O magistrado explicou que o evento foi uma oportunidade para a magistratura brasileira compartilhar problemas e as boas práticas sobre o tema. “A interação entre os juízes da infância contribui para uma evolução sistemática do sistema de Justiça. Hoje temos um grande apoio do Conselho Nacional de Justiça (CNJ), e grandes colegas atuando nesses fóruns. A participação da AMB no Fonajuv e Fonajup reforça nosso compromisso com a infância e juventude”, afirma Ney Alcântara.
O projeto “Pavimentando Futuros”, que encaminha adolescentes de abrigos para o programa Jovem Aprendiz do Tribunal de Justiça de Alagoas (TJAL), foi apresentado como boa prática no encerramento do Fonajup. Implementada em 2018, a iniciativa capacita jovens com mais de 14 anos para o mercado de trabalho. A coordenadora da Infância e Juventude do TJAL, juíza Fátima Pirauá, explicou que o projeto atende os jovens que não conseguiam ser adotados, nem tinham condições de voltar para a família biológica. “Eles não tinham perspectiva e precisavam se qualificar, ter autonomia. A gente percebe uma mudança muito positiva neles, principalmente na autoestima”, afirmou.
Já no Fonajuv, foi apresentado o modelo de implementação de audiências concentradas no sistema socioeducativo do Judiciário do Amazonas, uma iniciativa que visa agilizar a revisão das medidas impostas a adolescentes que cometeram atos infracionais. As audiências concentradas ocorrem há cerca de um ano e meio.

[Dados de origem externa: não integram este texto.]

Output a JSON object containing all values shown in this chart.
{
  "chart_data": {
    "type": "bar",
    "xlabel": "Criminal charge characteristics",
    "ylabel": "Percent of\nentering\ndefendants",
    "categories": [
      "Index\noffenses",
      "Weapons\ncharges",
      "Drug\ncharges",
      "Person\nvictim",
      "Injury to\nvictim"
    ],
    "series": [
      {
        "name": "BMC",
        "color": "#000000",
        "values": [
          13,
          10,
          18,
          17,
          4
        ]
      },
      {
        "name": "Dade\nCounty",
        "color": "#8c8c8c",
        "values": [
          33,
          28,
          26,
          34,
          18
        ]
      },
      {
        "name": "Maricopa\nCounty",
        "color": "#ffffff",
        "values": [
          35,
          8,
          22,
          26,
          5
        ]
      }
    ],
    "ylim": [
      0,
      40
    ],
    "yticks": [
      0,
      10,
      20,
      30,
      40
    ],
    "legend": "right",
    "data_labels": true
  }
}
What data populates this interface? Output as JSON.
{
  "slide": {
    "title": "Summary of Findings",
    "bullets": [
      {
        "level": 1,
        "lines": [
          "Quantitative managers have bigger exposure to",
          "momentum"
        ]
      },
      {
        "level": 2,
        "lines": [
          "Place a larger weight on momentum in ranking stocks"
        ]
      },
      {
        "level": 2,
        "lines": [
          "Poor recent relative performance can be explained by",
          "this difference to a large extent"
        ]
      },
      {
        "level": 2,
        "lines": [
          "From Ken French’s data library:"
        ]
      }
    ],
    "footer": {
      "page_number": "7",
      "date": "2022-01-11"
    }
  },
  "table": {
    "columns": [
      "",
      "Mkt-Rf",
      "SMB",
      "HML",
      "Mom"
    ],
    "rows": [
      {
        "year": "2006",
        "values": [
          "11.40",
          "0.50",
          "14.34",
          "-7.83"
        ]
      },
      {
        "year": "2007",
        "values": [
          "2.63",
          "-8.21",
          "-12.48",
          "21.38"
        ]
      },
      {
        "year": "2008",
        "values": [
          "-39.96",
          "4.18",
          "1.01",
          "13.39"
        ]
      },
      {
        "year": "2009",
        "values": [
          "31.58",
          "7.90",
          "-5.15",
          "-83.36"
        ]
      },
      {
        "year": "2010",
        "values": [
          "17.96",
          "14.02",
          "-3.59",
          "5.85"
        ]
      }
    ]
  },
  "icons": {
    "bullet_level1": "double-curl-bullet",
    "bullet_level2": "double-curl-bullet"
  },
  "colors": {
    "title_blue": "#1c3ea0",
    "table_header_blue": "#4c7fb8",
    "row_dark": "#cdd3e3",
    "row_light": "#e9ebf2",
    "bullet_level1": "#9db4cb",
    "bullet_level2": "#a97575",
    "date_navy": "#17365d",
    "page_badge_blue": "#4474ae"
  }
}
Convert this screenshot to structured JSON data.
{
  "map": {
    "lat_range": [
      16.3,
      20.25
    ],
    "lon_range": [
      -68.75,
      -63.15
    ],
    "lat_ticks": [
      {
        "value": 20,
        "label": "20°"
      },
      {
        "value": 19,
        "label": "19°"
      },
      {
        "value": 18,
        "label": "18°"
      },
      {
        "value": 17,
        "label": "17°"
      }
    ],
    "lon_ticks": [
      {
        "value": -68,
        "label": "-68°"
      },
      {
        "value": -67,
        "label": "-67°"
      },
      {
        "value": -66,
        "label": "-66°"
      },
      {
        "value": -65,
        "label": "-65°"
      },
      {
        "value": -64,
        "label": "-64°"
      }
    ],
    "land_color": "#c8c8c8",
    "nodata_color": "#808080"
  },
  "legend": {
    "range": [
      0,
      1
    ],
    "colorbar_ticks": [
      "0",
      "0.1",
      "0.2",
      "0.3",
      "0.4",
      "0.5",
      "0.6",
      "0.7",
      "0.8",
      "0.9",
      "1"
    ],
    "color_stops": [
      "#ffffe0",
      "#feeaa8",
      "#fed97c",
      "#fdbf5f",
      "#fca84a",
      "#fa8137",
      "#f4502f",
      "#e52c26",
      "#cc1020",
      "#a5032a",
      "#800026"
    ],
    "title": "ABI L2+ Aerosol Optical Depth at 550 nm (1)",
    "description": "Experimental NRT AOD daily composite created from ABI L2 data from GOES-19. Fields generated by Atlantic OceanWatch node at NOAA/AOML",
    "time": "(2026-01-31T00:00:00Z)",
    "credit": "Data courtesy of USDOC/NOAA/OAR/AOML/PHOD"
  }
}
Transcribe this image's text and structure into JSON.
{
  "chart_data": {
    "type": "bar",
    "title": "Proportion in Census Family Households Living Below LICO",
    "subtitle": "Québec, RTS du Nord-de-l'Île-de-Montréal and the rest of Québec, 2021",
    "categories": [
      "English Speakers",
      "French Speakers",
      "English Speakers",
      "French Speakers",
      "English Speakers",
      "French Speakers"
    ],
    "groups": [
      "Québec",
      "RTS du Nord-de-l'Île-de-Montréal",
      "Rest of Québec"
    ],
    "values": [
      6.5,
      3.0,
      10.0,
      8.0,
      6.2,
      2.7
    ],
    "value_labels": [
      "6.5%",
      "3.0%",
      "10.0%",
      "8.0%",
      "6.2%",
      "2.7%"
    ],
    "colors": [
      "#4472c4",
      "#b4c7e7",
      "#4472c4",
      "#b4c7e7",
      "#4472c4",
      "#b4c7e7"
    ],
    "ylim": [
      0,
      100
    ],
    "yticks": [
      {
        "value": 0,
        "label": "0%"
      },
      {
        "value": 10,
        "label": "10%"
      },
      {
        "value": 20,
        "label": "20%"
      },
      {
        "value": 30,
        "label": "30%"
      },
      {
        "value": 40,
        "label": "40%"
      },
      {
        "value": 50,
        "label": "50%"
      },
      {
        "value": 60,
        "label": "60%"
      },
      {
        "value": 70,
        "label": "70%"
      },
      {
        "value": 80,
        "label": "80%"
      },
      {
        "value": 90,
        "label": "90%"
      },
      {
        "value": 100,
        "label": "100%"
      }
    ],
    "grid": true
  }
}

O juiz Luís Cláudio Chaves explicou que a iniciativa contribuiu com a diminuição da reincidência dos jovens no crime. “Hoje, no Amazonas, 78% dos adolescentes submetidos a uma medida socioeducativa de meio fechado não voltam a praticar atos infracionais, sendo o índice de reincidência de 22%”, afirmou o magistrado.